It was late when they arrived at Merrimore House, and the beautiful, sprawling grounds were bathed in moonlight as the car pulled up the drive. Though Folley and Oliver had refused to even admit to fighting, much less tell Pippa what the row was about, they had at least spent the half-hour’s journey creatively insulting Shekhar, Ashcroft, and everyone else Pippa claimed to have wronged her, right down to the Pope (she didn’t have a reason for that one, but it was great fun all the same). As such, they got out of the car in much higher spirits than they got in. Oliver even cracked a genuine smile as Merrimore’s great oak doors opened and his middle children came sprinting out to greet them.
“You see?” he told Pippa as the twins, Elliot and Elizabeth, tackled their parents and her in turn. “Look how eager they are to see you!”
The towheaded four-year-olds did seem excited, but something in their little blue eyes told Pippa it wasn’t just for her sake.
“Okay, what did you do?” she said, kneeling and narrowing her eyes in exaggerated suspicion. “I won’t get mad. I’m just a little hurt you didn’t wait to include me, that’s all.”
“It’s not them,” said another young voice as the twins giggled, and Pippa looked between their heads to see eight-year-old Kate, the oldest Cotton child, walking quickly towards them, carrying little legless Phineas on her hip and looking stricken.

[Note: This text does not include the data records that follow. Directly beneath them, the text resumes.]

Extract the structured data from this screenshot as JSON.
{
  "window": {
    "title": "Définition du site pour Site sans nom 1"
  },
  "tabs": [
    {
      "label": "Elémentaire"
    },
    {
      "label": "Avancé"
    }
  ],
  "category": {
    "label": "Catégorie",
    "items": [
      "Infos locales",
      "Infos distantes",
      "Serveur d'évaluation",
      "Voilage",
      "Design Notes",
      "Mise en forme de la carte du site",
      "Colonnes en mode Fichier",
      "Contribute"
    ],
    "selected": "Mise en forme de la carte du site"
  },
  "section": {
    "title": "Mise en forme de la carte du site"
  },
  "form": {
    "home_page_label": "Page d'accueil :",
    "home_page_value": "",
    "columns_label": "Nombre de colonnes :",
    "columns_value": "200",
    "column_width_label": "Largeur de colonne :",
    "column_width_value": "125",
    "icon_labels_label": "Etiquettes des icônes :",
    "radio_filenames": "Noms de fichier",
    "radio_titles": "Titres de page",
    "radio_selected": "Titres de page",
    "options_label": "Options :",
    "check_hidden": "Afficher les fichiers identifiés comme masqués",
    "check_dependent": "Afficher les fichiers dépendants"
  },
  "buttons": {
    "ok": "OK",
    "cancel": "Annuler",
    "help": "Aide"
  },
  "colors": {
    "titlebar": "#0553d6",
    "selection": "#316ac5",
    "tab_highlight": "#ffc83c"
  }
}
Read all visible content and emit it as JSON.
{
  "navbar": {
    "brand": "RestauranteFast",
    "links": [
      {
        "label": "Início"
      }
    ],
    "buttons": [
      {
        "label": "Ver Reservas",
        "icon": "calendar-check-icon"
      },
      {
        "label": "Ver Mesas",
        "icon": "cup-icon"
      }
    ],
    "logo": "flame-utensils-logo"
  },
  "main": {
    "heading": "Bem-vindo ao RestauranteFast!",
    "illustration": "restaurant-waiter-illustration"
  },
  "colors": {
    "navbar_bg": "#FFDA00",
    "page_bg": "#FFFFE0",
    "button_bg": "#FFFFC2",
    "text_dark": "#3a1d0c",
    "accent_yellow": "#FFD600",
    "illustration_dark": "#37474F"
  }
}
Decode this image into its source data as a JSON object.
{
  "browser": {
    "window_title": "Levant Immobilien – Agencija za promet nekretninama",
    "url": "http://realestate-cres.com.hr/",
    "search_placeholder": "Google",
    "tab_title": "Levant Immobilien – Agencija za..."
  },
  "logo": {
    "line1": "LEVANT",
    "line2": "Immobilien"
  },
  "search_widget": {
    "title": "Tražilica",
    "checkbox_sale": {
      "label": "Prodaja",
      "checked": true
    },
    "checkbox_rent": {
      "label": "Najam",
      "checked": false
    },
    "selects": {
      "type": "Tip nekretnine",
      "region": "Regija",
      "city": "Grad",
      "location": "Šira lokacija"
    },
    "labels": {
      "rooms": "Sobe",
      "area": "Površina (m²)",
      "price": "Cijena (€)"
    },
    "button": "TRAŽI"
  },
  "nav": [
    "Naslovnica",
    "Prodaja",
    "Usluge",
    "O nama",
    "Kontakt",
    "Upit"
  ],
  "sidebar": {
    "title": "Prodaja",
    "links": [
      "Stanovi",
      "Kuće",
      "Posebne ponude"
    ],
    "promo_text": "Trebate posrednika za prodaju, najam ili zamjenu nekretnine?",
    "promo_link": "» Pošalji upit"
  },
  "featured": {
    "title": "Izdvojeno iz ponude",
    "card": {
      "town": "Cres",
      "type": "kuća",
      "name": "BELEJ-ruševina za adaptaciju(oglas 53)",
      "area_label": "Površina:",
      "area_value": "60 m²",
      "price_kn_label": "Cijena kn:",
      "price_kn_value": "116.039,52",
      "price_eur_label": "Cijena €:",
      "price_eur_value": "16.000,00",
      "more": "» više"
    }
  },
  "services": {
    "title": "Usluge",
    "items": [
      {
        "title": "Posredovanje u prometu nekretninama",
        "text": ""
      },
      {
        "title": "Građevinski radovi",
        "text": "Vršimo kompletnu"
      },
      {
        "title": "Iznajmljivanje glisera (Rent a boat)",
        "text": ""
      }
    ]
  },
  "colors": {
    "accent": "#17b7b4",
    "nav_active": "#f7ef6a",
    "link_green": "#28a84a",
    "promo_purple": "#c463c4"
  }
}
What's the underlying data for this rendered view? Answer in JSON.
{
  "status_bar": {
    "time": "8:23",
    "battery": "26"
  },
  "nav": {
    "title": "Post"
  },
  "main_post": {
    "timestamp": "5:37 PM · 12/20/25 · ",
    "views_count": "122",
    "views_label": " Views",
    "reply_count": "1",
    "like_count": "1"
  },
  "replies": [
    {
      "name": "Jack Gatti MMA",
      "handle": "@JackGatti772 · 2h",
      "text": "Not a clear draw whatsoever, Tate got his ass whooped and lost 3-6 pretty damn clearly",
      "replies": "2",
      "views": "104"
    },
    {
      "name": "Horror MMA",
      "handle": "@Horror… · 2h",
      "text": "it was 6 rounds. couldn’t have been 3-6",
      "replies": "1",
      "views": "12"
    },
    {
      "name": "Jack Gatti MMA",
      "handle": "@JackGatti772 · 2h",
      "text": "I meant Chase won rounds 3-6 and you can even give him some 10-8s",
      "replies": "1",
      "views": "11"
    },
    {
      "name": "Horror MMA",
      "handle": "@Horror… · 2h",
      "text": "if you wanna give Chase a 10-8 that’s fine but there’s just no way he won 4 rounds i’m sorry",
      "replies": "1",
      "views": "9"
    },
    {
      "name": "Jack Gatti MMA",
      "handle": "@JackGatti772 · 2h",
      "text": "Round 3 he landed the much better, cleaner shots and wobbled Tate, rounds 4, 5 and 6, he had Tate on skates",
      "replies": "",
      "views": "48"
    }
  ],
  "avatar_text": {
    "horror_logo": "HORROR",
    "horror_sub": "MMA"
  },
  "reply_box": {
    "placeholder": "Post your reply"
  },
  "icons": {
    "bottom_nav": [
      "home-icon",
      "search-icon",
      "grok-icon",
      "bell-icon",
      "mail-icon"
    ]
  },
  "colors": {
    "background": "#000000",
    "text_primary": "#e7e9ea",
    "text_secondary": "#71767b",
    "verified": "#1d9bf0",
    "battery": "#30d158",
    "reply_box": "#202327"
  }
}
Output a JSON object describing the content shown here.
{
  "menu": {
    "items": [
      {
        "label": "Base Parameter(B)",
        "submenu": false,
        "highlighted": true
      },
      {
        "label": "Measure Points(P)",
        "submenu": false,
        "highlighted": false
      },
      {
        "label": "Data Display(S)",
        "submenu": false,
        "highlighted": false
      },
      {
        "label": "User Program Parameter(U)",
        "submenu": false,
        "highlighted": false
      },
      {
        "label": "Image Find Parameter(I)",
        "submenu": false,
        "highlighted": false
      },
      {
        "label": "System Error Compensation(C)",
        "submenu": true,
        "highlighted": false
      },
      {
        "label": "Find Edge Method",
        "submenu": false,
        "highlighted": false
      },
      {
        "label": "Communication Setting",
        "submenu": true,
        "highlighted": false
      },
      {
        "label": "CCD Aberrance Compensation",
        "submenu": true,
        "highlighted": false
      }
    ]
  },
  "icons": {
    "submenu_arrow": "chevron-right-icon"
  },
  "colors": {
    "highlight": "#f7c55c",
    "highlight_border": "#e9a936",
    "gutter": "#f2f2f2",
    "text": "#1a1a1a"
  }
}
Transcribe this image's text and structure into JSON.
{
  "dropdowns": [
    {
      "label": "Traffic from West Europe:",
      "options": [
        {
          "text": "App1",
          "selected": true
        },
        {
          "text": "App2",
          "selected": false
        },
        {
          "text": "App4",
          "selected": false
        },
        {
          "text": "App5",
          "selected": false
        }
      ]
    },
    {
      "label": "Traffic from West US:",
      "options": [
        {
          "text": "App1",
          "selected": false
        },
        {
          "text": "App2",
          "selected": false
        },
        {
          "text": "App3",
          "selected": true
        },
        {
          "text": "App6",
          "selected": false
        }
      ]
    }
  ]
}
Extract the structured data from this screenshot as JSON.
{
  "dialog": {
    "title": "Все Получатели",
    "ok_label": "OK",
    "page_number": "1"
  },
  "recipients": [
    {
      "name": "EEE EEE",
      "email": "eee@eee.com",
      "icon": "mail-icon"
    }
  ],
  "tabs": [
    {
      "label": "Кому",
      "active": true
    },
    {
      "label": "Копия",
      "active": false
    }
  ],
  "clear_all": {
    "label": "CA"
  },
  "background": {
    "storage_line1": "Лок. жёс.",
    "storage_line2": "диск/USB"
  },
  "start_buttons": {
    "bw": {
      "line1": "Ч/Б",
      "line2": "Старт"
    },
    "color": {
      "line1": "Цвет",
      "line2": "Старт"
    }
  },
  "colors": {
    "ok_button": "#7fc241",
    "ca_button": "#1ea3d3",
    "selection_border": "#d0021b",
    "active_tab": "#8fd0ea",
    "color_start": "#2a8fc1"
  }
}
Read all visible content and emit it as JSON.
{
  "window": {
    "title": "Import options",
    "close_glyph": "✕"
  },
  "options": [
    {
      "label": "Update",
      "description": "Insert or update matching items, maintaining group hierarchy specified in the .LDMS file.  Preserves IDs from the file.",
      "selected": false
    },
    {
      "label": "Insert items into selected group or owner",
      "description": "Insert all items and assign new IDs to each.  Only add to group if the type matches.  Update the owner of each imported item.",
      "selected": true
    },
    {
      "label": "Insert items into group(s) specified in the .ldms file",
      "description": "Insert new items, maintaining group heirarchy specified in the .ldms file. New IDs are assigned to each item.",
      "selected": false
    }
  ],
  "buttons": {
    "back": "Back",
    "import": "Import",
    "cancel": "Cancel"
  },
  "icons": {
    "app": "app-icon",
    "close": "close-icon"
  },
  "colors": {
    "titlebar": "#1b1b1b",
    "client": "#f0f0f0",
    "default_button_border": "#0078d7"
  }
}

Granted, this itself wouldn’t have been cause for alarm. Kate had inherited her father’s childhood nervousness as well as his features, so she usually looked stricken. But Walton Vaughn, the family butler, did not. He was a huge, grim-faced man in his early fifties, solid as a table and so flinty you could strike a match off him. It would be easier to rearrange the planets than to distress him, yet he was hurrying after Kate in unmistakable panic.
“What’s going on?” Oliver said. “What happened?”
“Some policemen came over, Papa!” Elizabeth chirped, and her parents went pale.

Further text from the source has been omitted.